The Church is revealed as a second Paradise, having a tree of life, as the first Paradise of old: by touching Thy Cross, O Lord, we share in immortality! (From the Canon of the Third Sunday of Lent)
Dear beloved, the third Sunday of Lent, the midpoint of this great annual exercise, is dedicated by the Holy Fathers to the celebration of the Holy Cross. The explanation rests in the Synaxarion of the day: "Since the Holy Cross is also called the tree of life, and this tree has been planted in the center of Paradise, in the same way the Holy Fathers have planted the tree of the Cross in the center of the Great Lent so we can eat from it and live forever."
The Holy Cross has a central place not only during Lent, but also has a central role in our daily life. We make upon ourselves the sign of the Cross in the name of the Holy Trinity every time we pray, enter the Church, venerate an icon or participate in the Holy Liturgy. In everything we do we take the Cross with us for protection and salvation.
Paradoxically the Cross, an ancient instrument of torture and death, radiates life into the world. This may seem odd to the uninitiated observer, but for us, as Christians, we know that at the intersection of its two arms rests the Giver of Life, the maker of the Universe, accepting death so we can receive life.
The tradition says that when the holy Empress Helen went to find the Holy Cross in Jerusalem she unearthed three crosses from the pagan temple of Venus. Trying to decide which one is the true cross of our Savior they brought a sick woman and touched it with the three crosses. When she touched the true Cross, she immediately recovered and the True Cross was therefore revealed. This is the power of the Cross, transformed from an object of death into a fountain of immortality through the one that sacrificed Himself on it.

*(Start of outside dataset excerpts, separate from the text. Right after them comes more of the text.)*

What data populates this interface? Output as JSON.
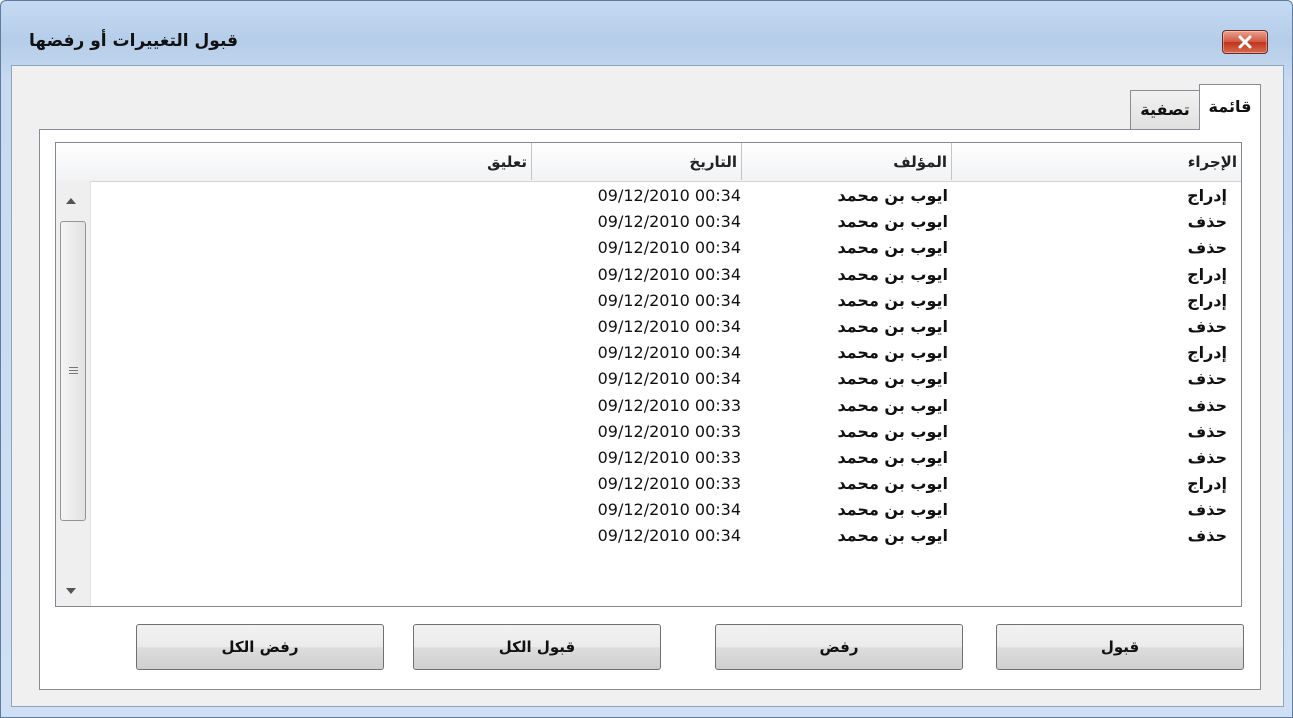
{
  "window": {
    "title": "قبول التغييرات أو رفضها"
  },
  "tabs": [
    {
      "label": "قائمة"
    },
    {
      "label": "تصفية"
    }
  ],
  "table": {
    "columns": {
      "action": "الإجراء",
      "author": "المؤلف",
      "date": "التاريخ",
      "comment": "تعليق"
    },
    "rows": [
      {
        "action": "إدراج",
        "author": "ايوب بن محمد",
        "date": "09/12/2010 00:34",
        "comment": ""
      },
      {
        "action": "حذف",
        "author": "ايوب بن محمد",
        "date": "09/12/2010 00:34",
        "comment": ""
      },
      {
        "action": "حذف",
        "author": "ايوب بن محمد",
        "date": "09/12/2010 00:34",
        "comment": ""
      },
      {
        "action": "إدراج",
        "author": "ايوب بن محمد",
        "date": "09/12/2010 00:34",
        "comment": ""
      },
      {
        "action": "إدراج",
        "author": "ايوب بن محمد",
        "date": "09/12/2010 00:34",
        "comment": ""
      },
      {
        "action": "حذف",
        "author": "ايوب بن محمد",
        "date": "09/12/2010 00:34",
        "comment": ""
      },
      {
        "action": "إدراج",
        "author": "ايوب بن محمد",
        "date": "09/12/2010 00:34",
        "comment": ""
      },
      {
        "action": "حذف",
        "author": "ايوب بن محمد",
        "date": "09/12/2010 00:34",
        "comment": ""
      },
      {
        "action": "حذف",
        "author": "ايوب بن محمد",
        "date": "09/12/2010 00:33",
        "comment": ""
      },
      {
        "action": "حذف",
        "author": "ايوب بن محمد",
        "date": "09/12/2010 00:33",
        "comment": ""
      },
      {
        "action": "حذف",
        "author": "ايوب بن محمد",
        "date": "09/12/2010 00:33",
        "comment": ""
      },
      {
        "action": "إدراج",
        "author": "ايوب بن محمد",
        "date": "09/12/2010 00:33",
        "comment": ""
      },
      {
        "action": "حذف",
        "author": "ايوب بن محمد",
        "date": "09/12/2010 00:34",
        "comment": ""
      },
      {
        "action": "حذف",
        "author": "ايوب بن محمد",
        "date": "09/12/2010 00:34",
        "comment": ""
      }
    ]
  },
  "buttons": {
    "accept": "قبول",
    "reject": "رفض",
    "accept_all": "قبول الكل",
    "reject_all": "رفض الكل"
  },
  "icons": {
    "close": "close-icon",
    "scroll_up": "arrow-up-icon",
    "scroll_down": "arrow-down-icon"
  }
}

The Cross has the power to transfigure our lives, because accepting the cross we also accept Christ; the cross becomes therefore the main symbol of our Christian faith. For this reason we receive one at baptism and we carry it around our necks for the rest of our lives. However not all properly understand this symbol. A friend of mine, a non-denominational Protestant lady, who fashions every day various shapes and sizes of crosses, told me one day "I like the crosses but I don't like the Christ on the crosses because is kind of creepy." What she doesn't realize is the fact that if you take Christ away from the Cross, the cross is nothing but ordinary wood.
Christ is the pivotal stone that gives meaning to the Cross, because through Him, nailed with His stretched hands on the wood, man is linked again with God on the vertical axis and the same man is reunited with his brothers on the horizontal.

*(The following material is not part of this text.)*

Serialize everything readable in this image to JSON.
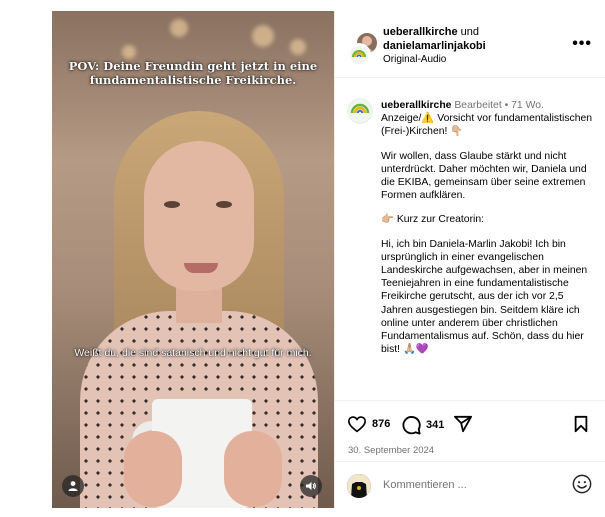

Jesus died on the cross embracing the world, reuniting at His fatherly breast all those that through sin have grown apart from God and from each other. Thus says St. Athanasius. Through Christ love flows in all directions: from God down to us and from man to man all around.
The cross is the true compass that points toward the only essential cardinal point in our lives: Upwards! Sailing on the sea of life in the motherly ship of the Church, the Cross is the lighthouse that shows us the way home, to the Kingdom of heaven.
Dear beloved, today the Cross of salvation is taken into precession around the Church on a bed of daffodils. The daffodils are chosen because as the first flowers of spring, the time when nature is reborn, they remind us of Resurrection. We do this because we cannot think of the Cross without remembering of Resurrection. We cannot imagine the death and the passions of Christ without having in mind the empty tomb radiating hope. Christ’s death has no meaning without His Resurrection.
The Orthodox have always emphasized this aspect of balance and have never inclined toward exaggerating the suffering, as happened many times in the Western depictions of Crucifixion.
In any Orthodox Crucifixion Christ is shown as standing on the cross, almost supporting it, not hanging on it. Even though Christ suffered on the Cross, the image does not lose its peace and pondered sadness, because our Lord willingly took the Cross for us, knowing that the Resurrection follows. The Orthodox icon of Crucifixion radiates peace and hope.
Some of the Western crucifixion depictions however, like the Grunewald crucifixion, one of the most famous Renaissance scenes, reflect the opposite. Christ, the Savior of the world, is represented as a horrible corpse nailed to a cross, with a body contorted in a grueling agony, a repulsive sight from which the viewer turns away in horror. It is nothing other than a work of despair that casts away every hope from the Christian soul. No one looking at this sight could hope in the Resurrection and in eternal life. Other modern renderings like the movie of Mel Gibson, The Passions of Christ, suffer from the same disease: too much suffering and much less hope.
As Orthodox we do not have this vision of pain. We know that Christ suffered on the cross, but we rejoice at the sight of the Cross, because we know what follows. Therefore we adorn our Cross with daffodils and continue our journey toward Resurrection.
Let us therefore rejoice once again at the sight of the elevated Holy Cross and sing in unison, “Come, all faithful, let us venerate the holy resurrection of Christ. For behold, through the cross joy has come to all the world. Blessing the Lord always, let us praise His resurrection. For enduring the cross for us, He destroyed death by death." Amen.